Читать и писать научился в пять. Раньше говорил об этом с гордостью, но мои дети и дети моих друзей научились читать еще раньше, поэтому просто отмечу, что в пять. С тех пор чтение и писание — неотъемлемая часть моей жизни.

Я мечтал стать писателем уже в первом или во втором классе. Стихи и рассказы тогда и начал сочинять. И приключенческие романы. Мой герой, поразительно похожий на своего юного автора, скитался по лесам, выживал в пустыне, переплывал реки, уходил в море, терпел кораблекрушение, попадал на необитаемый остров, спасался от змей, приручал обезьян, стрелял в плохих, спасал хороших и удалялся к себе, чтобы сидеть возле окна и с величественной задумчивостью смотреть вдаль.

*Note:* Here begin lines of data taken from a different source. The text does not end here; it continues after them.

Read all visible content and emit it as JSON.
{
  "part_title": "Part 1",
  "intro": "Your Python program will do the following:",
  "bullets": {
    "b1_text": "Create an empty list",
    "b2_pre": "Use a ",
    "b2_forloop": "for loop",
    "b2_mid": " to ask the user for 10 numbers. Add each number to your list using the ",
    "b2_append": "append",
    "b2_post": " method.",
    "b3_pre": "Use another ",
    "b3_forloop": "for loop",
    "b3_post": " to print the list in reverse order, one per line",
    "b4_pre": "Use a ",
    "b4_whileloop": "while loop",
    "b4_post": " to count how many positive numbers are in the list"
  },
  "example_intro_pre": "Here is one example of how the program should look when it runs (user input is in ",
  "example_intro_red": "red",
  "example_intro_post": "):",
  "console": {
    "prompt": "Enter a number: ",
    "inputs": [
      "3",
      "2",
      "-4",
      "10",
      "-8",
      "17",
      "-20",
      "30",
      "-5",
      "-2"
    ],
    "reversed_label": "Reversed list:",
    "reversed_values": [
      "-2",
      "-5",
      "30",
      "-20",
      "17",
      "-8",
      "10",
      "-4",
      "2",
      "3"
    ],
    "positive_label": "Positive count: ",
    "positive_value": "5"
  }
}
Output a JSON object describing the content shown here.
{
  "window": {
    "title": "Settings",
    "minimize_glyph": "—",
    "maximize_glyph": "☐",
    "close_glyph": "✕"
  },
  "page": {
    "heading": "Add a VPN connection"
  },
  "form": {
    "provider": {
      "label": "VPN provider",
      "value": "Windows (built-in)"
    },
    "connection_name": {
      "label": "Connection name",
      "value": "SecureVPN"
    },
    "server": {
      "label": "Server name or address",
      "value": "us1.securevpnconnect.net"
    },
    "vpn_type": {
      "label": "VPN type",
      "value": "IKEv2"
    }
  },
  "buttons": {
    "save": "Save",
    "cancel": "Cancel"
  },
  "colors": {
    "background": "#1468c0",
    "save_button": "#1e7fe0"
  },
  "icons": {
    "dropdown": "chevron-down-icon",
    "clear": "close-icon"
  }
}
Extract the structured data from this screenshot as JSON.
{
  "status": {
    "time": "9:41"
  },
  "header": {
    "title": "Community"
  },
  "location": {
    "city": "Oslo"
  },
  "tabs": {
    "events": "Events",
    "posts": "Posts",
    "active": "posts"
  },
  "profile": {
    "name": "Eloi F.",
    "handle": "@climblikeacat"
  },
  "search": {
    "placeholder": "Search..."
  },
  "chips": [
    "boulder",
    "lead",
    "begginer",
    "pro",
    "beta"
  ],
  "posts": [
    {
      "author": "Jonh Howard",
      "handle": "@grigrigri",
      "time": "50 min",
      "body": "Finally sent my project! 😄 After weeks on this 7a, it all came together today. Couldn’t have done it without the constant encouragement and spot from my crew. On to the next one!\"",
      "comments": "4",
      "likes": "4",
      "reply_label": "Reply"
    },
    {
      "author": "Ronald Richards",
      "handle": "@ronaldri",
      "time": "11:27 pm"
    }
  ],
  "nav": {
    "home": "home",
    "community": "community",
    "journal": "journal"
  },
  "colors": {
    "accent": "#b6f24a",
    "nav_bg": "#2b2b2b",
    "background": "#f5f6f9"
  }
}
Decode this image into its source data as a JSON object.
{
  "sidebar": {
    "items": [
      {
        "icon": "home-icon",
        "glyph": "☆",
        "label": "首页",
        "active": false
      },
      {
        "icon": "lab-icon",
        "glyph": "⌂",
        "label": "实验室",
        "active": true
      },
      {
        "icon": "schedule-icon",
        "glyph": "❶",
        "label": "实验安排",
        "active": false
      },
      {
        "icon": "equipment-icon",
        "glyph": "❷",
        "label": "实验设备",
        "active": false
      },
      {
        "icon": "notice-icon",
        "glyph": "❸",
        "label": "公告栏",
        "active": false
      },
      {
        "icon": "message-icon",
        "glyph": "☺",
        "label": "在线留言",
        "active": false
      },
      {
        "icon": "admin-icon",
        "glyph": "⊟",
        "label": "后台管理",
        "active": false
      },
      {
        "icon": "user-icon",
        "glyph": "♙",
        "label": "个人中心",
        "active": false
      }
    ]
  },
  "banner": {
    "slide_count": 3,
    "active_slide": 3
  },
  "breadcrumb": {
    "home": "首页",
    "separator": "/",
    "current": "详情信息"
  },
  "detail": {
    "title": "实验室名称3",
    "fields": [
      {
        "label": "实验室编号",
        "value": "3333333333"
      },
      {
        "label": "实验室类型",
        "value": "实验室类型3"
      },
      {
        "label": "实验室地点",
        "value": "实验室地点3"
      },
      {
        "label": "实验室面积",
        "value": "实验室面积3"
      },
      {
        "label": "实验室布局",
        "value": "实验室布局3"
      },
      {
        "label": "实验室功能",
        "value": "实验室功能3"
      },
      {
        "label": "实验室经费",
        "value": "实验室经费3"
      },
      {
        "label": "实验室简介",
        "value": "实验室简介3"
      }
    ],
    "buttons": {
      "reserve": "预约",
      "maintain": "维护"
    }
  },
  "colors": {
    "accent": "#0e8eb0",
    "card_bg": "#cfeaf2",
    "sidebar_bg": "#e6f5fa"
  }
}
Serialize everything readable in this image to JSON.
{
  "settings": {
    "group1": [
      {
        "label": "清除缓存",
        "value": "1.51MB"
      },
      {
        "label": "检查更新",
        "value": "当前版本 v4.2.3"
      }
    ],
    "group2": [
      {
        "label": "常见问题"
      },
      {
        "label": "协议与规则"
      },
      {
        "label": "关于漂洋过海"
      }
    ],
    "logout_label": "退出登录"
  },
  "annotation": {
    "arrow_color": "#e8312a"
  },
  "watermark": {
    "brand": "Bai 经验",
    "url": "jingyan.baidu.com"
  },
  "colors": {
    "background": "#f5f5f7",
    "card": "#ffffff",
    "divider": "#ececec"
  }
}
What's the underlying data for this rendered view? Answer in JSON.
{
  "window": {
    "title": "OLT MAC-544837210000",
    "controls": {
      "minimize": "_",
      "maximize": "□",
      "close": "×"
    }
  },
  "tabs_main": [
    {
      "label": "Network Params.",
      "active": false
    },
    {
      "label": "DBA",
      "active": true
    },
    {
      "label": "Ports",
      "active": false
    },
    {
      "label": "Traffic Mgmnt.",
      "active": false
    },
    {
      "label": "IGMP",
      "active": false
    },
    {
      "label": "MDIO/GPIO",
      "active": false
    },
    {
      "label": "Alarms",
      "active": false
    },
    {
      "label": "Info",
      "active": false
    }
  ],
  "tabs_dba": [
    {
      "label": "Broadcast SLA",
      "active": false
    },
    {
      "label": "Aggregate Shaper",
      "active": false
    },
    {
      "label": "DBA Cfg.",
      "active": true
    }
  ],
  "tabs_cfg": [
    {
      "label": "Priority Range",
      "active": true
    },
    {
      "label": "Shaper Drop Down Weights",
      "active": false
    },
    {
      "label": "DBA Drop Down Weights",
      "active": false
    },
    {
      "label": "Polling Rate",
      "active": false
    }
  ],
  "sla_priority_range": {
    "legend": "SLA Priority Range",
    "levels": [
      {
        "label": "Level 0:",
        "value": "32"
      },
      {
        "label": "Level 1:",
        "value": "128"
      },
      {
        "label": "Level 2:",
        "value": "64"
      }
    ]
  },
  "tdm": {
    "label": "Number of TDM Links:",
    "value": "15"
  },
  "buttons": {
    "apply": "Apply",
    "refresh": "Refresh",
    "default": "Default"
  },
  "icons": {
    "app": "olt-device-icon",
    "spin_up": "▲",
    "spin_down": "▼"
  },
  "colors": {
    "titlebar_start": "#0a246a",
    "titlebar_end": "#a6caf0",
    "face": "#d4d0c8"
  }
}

В старших классах эти тетради были уничтожены. Я тогда меньше писал и больше читал. Это были годы запойного чтения. Учился отлично, хотя художественная литература отнимала много времени. Помню, как однажды на уроке биологии, рассказав о теории эволюции, я получил ответ учительницы: «Все так, все так. Только звали его не Диккенс, а Дарвин».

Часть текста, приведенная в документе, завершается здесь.